# How to use mlflow to log runs directly into s3 and an mysql-database
For all functionality in src.models.mlflow_logging, you need to have a aws_credentials.yaml in the root of your project directory.


# Use Autolog for sklearn and pytorch models

In [1]:
# Imports for model
import numpy as np
import pandas as pd
from sklearn.model_selection import train_test_split
from sklearn.metrics import mean_squared_error
from sklearn.linear_model import LinearRegression
import mlflow

# Import logging
import src.models.mlflow_logging as ml_logging

# This connects to s3 & the mysql-instance and starts an mlflow-experiment with the chosen name
ml_logging.start_auto_logging("test_logging_local", "sklearn")
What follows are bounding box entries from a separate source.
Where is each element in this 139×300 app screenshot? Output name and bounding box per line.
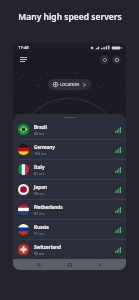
staticText: 44 ms [34, 131, 45, 136]
staticText: 98 ms [34, 191, 45, 196]
button[interactable]: Recent apps [33, 259, 44, 270]
staticText: Netherlands [34, 204, 63, 210]
button[interactable]: Menu [18, 54, 28, 64]
staticText: Many high speed servers [18, 11, 122, 23]
staticText: 81 ms [34, 171, 45, 176]
button[interactable]: Russia [13, 220, 126, 239]
button[interactable]: Brazil [13, 120, 126, 139]
button[interactable]: Japan [13, 180, 126, 199]
staticText: Brazil [34, 124, 47, 130]
staticText: 96 ms [34, 251, 45, 256]
button[interactable]: Home [64, 259, 75, 270]
button[interactable]: Switzerland [13, 240, 126, 259]
button[interactable]: Premium [100, 55, 109, 64]
staticText: 91 ms [34, 231, 45, 236]
button[interactable]: Netherlands [13, 200, 126, 219]
staticText: Russia [34, 224, 49, 230]
staticText: 87 ms [34, 211, 45, 216]
button[interactable]: Germany [13, 140, 126, 159]
button[interactable]: Settings [112, 55, 121, 64]
staticText: LOCATION [60, 82, 80, 87]
staticText: Switzerland [34, 244, 61, 250]
staticText: Italy [34, 164, 45, 170]
button[interactable]: LOCATION [48, 79, 91, 90]
staticText: Japan [34, 184, 47, 190]
staticText: Germany [34, 144, 55, 150]
staticText: 104 ms [34, 151, 47, 156]
button[interactable]: Italy [13, 160, 126, 179]
button[interactable]: Back [95, 259, 106, 270]
staticText: 17:48 [18, 45, 29, 51]
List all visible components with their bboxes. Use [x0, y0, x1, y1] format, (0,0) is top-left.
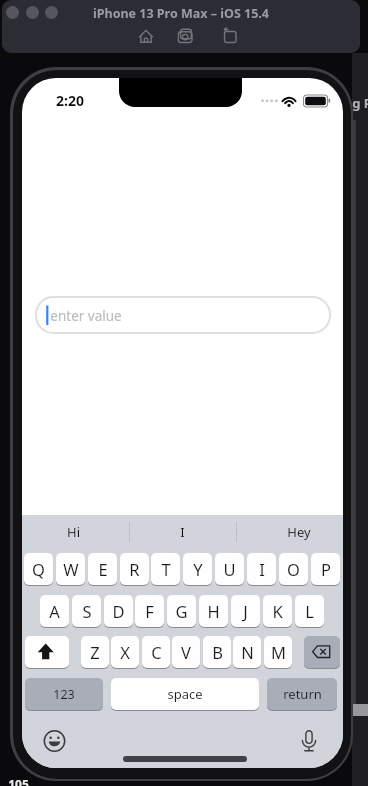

# Define some training data
X = np.linspace(0, 1, 11)
y = X * 2
X = np.array([[x] for x in X])
y = np.array([[i] for i in y])

# Define a model for demo purposes
model = LinearRegression()
X_train, X_test, y_train, y_test = train_test_split(
    X, y, test_size=0.3, random_state=42
)

# sklearn's autolog will log training metrics and model parameters automatically when calling fit
model.fit(X_train, y_train)

# sklearns fit will not log anything
y_pred = model.predict(X_test)

my_own_mse = float(sum([np.sqrt((i - j) ** 2) for i, j in zip(y_pred, y_test)]))
# If you want to log other metrics which are not covered by autologging:
mlflow.log_metric("my_own_mse", my_own_mse)



An experiment with that name already exists, logging new run into it.


2022/10/18 11:40:59 INFO mlflow.utils.autologging_utils: Created MLflow autologging run with ID 'e8938b6b096a4606b6441a7d823b2070', which will track hyperparameters, performance metrics, model artifacts, and lineage information for the current sklearn workflow


# Alternative: Manual logging of run data
Use this if you use a model library not directly supported by mlflow.
Beware, this also creates a local mlflow folder and pickles the model locally, then uploads it.

In [3]:
# For Manual logging (if you use a model library not directly supported by mlflow, create an experiment, start a run and log manually.

# Imports for model
import numpy as np
import pandas as pd
from sklearn.model_selection import train_test_split
from sklearn.metrics import mean_squared_error
from sklearn.linear_model import LinearRegression
import mlflow
import pickle

# Import logging
import src.models.mlflow_logging as ml_logging

# Connect to AWS and create/set experiment
ml_logging.create_or_set_experiment("test_logging_local_manual")

# Start a new run
with mlflow.start_run():
    # Define some training data
    X = np.linspace(0, 1, 11)
    y = X * 2
    X = np.array([[x] for x in X])
    y = np.array([[i] for i in y])

    # Define a model for demo purposes
    model = LinearRegression()
    X_train, X_test, y_train, y_test = train_test_split(
        X, y, test_size=0.3, random_state=42
    )

    # This will not log anything without autologging
    model.fit(X_train, y_train)
    y_pred = model.predict(X_test)

    # Manual logging
    my_own_mse = float(sum([np.sqrt((i - j) ** 2) for i, j in zip(y_pred, y_test)]))
    mlflow.log_metric("my_own_mse", my_own_mse)

    # Log model by pickling (you could use mlflow.sklearn.log_model(model, "model"), but this cell is to show unsupported libraries)
    with open("model.pkl", "wb") as f:
        pickle.dump(model, f)
    mlflow.log_artifact("model.pkl")

    # Log params of your model
    mlflow.log_param("Layers", 0)

An experiment with that name already exists, logging new run into it.


# Reading run data from the mlflow ui

In [5]:
import subprocess

credentials = ml_logging.get_aws_credentials()
conn_str = f"mysql+pymysql://{credentials['mysql']['user']}:{credentials['mysql']['password']}@mlflow-backend.chf6ry9cdkyl.eu-central-1.rds.amazonaws.com:3306/mlflowbackend"

# Calling the mlflow ui from here does not work.
# subprocess.run(["mlflow", "ui", "--backend-store-uri", f"mysql+pymysql://{credentials['mysql']['user']}:{credentials['mysql']['password']}@mlflow-backend.chf6ry9cdkyl.eu-central-1.rds.amazonaws.com:3306/mlflowbackend"])

# If you want to see the Mlflow ui to compare models, use this in your console:
# mlflow ui --backend-store-uri connstr
# To have access to artifacts in s3, you need to set your s3-credentials in a another credentials-file, as described in https://docs.aws.amazon.com/sdkref/latest/guide/file-location.html.
# Calling "mlflow ui" does not use env-variables set in python, so ml_logging.set_s3_credentials() does not work here.